A CLIC1 network coordinates matrix stiffness and the Warburg effect to promote tumor growth in pancreatic cancer. Zheng et al.

Pancreatic ductal adenocarcinoma (PDAC) features substantial matrix stiffening and reprogrammed glucose metabolism, particularly the Warburg effect. However, the complex interplay between these traits and their impact on tumor advancement remains inadequately explored. Here, we integrated clinical, cellular, and bioinformatics approaches to explore the connection between matrix stiffness and the Warburg effect in PDAC, identifying CLIC1 as a key mediator.
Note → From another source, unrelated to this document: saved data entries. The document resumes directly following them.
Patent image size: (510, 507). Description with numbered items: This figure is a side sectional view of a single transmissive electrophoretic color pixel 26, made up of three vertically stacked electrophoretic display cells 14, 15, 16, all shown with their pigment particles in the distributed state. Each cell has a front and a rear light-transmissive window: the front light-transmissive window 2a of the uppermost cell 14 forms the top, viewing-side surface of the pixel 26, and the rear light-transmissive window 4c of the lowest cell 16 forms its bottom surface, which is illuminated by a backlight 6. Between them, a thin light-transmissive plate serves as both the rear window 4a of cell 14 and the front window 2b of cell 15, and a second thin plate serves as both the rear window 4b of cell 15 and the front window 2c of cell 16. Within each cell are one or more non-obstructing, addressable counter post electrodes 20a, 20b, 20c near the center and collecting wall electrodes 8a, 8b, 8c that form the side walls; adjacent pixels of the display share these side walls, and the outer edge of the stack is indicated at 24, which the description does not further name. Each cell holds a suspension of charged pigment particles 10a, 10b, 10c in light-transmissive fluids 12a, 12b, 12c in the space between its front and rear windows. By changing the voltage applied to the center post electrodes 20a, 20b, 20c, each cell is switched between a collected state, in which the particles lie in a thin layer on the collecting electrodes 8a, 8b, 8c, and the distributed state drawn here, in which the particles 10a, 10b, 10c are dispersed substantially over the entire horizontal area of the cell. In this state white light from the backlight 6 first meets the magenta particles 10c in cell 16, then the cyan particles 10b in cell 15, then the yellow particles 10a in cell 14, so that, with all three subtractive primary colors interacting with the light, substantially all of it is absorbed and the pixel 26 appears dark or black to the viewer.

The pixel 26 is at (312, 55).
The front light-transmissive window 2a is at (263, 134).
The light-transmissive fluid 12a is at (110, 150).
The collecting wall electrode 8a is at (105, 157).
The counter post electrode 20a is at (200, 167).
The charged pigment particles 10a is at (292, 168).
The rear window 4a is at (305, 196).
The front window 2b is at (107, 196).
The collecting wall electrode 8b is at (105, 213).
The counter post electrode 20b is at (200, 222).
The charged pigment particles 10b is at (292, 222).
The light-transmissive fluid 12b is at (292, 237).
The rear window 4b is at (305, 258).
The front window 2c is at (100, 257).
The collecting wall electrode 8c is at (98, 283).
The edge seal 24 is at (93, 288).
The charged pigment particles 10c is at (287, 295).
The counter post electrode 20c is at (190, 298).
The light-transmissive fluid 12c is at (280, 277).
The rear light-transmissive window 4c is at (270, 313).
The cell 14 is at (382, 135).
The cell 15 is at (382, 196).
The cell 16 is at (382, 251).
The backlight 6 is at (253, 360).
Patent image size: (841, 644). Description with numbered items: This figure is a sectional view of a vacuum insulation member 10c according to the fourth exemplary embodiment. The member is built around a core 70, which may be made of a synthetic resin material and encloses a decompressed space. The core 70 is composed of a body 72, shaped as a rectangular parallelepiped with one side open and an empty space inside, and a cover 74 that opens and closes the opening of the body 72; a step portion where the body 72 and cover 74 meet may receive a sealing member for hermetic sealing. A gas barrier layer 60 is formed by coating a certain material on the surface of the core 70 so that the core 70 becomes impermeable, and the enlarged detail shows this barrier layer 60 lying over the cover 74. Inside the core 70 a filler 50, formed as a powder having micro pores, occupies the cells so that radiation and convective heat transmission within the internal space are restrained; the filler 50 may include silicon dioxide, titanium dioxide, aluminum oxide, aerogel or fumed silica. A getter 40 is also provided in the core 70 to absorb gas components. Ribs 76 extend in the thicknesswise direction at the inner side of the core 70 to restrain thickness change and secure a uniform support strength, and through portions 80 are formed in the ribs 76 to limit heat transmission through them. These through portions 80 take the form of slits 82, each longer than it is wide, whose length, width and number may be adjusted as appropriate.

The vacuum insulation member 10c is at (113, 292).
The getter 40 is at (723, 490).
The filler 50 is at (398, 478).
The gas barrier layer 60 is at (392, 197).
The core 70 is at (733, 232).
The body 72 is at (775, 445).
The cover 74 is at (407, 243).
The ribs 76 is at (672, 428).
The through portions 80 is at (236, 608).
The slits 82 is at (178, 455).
Elevated CLIC1 expression, induced by matrix stiffness through Wnt/ß-catenin/TCF4 signaling, signifies poorer prognostic outcomes in PDAC. Functionally, CLIC1 serves as a catalyst for glycolytic metabolism, propelling tumor proliferation. Mechanistically, CLIC1 fortifies HIF1a stability by curbing hydroxylation via ROS. Collectively, PDAC cells elevate CLIC1 levels in a matrix stiffness-responsive manner, bolstering the Warburg effect to drive tumor growth via ROS/HIF1a signaling. Our insights highlight opportunities for targeted therapies that concurrently address matrix properties and metabolic rewiring, with CLIC1 emerging as a promising intervention point. Overall design: Comparative gene expression profiling analysis via RNA-seq in CLIC1-knockdown vs. control PATU8988 cells (n = 3 each).